The memories are invoked not just with the lyrics, but inventively using field recorded soundscapes from Kerala’s farmlands, which are then blended with traditional country, blues and folk music. The resultant songs have the unmistakable flavour of the backwaters and paddy fields of Alappuzha, from where Nahaz hails from.
“We wanted to write an album, which would bring images of our land, when listened to with closed eyes. Field recording of natural sounds has been one of my passions. I have been regularly contributing to the free sounds database, from where I also borrow sounds submitted by other users. In this album, we have used quite a few such sounds from the fields,” says Nahaz, a doctor by profession.

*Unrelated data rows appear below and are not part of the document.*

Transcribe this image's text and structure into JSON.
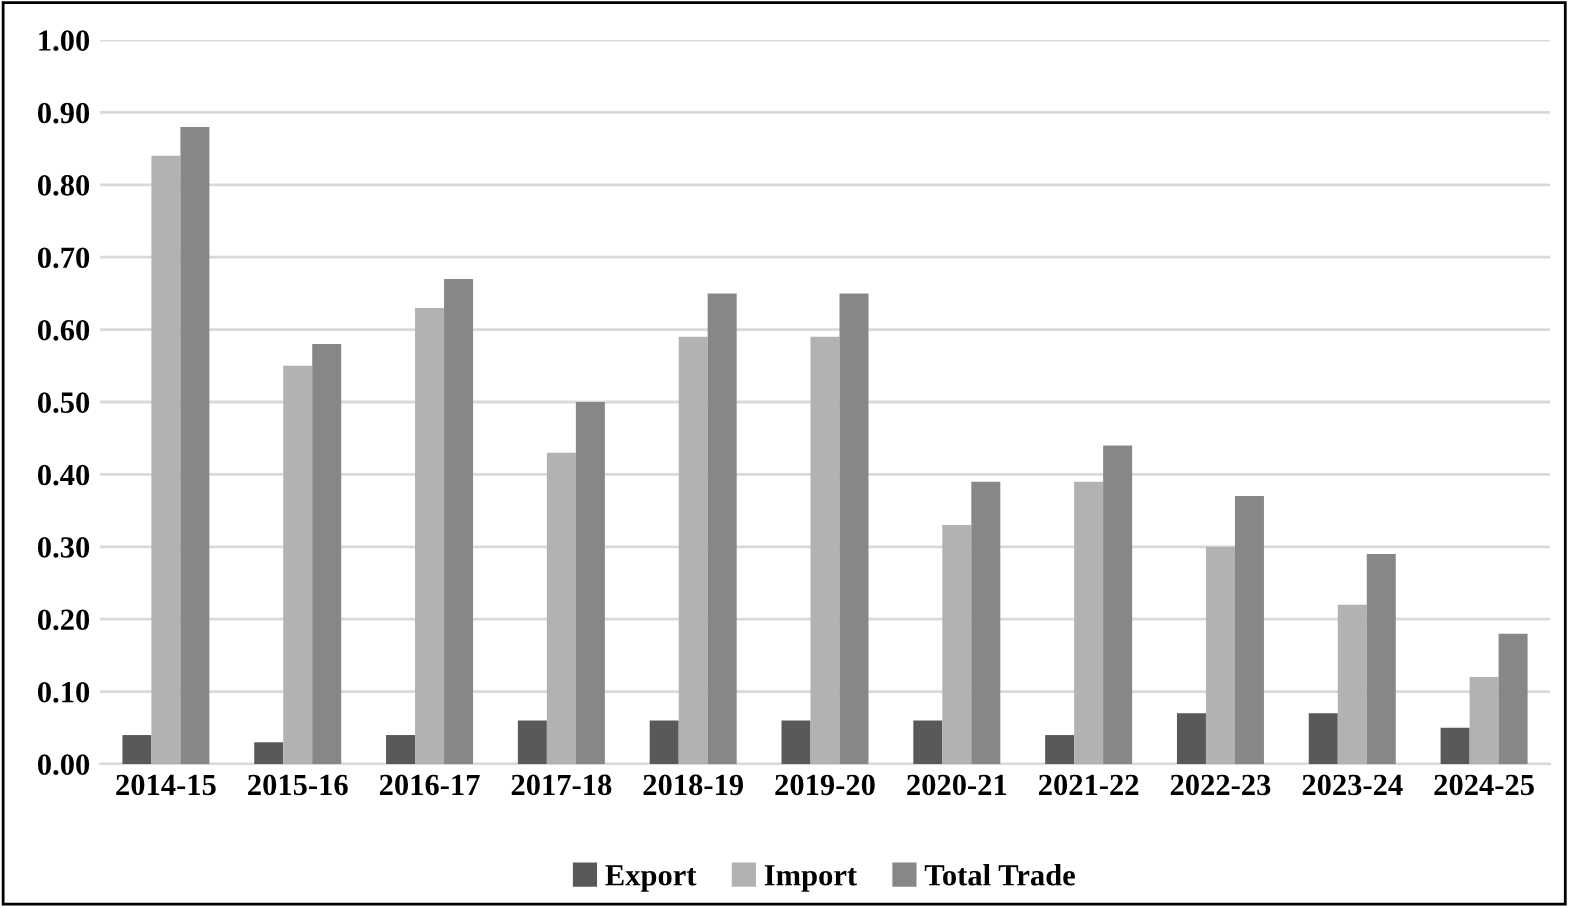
{
  "chart_data": {
    "type": "bar",
    "categories": [
      "2014-15",
      "2015-16",
      "2016-17",
      "2017-18",
      "2018-19",
      "2019-20",
      "2020-21",
      "2021-22",
      "2022-23",
      "2023-24",
      "2024-25"
    ],
    "series": [
      {
        "name": "Export",
        "color": "#595959",
        "values": [
          0.04,
          0.03,
          0.04,
          0.06,
          0.06,
          0.06,
          0.06,
          0.04,
          0.07,
          0.07,
          0.05
        ]
      },
      {
        "name": "Import",
        "color": "#b2b2b2",
        "values": [
          0.84,
          0.55,
          0.63,
          0.43,
          0.59,
          0.59,
          0.33,
          0.39,
          0.3,
          0.22,
          0.12
        ]
      },
      {
        "name": "Total Trade",
        "color": "#878787",
        "values": [
          0.88,
          0.58,
          0.67,
          0.5,
          0.65,
          0.65,
          0.39,
          0.44,
          0.37,
          0.29,
          0.18
        ]
      }
    ],
    "ylim": [
      0,
      1.0
    ],
    "yticks": [
      {
        "value": 0,
        "label": "0.00"
      },
      {
        "value": 0.1,
        "label": "0.10"
      },
      {
        "value": 0.2,
        "label": "0.20"
      },
      {
        "value": 0.3,
        "label": "0.30"
      },
      {
        "value": 0.4,
        "label": "0.40"
      },
      {
        "value": 0.5,
        "label": "0.50"
      },
      {
        "value": 0.6,
        "label": "0.60"
      },
      {
        "value": 0.7,
        "label": "0.70"
      },
      {
        "value": 0.8,
        "label": "0.80"
      },
      {
        "value": 0.9,
        "label": "0.90"
      },
      {
        "value": 1.0,
        "label": "1.00"
      }
    ],
    "grid": "y",
    "legend": "bottom"
  }
}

Beyond the disparate memories from his childhood, the concept album has an overarching theme built around the arrival of a mysterious monster in a fictional town. As the album progresses, our understanding of the monster evolves, with the being later revealed as a loner wishing for some sort of belonging and affection. Nahaz, who is the vocalist and guitarist, first developed the story and later sat together with the band, including bass guitarist Manu Ajayan and drummer Krishnadas and jammed to musically interpret it. V.V.Sujith, who mixed and produced the album, has played the lead guitars, while Muhammed Kanz has played the keyboards, with Amata Bob doing the additional vocals and Sabarish Menon the orchestration.
The nostalgic ‘Frog catchers’, interspersed with a frog’s croaking, has Nahaz reminiscing about the time when he used to go frog hunting with his cousin brother and pet dog, with the chorus going ‘Now’s the right time little brother, Grab the torch and a wooden log, Sneak out through the back door, To the farm through the fog’. A catchy riff repeats all through ‘Farmland Blues’, which easily transports us to the middle of a paddy field in the morning. Plant-hoppers, bugs, trouts and cat fishes make their appearance in the lines.
‘The Ice Cream Seller’, which opens to an ice cream vendor’s bells in a windy landscape, is built around another personal story from Nahaz’s school days, of an ice cream seller whose life ended tragically. The album gives one the impression of Electric Gypsy being a band which clearly does not want to swim with the tide, but would instead patiently strike out its own path. The three years that they took to conceive the album is ample evidence of that.
The band, whose shows are also structured as storytelling sessions, plans to have a launch tour for the album soon.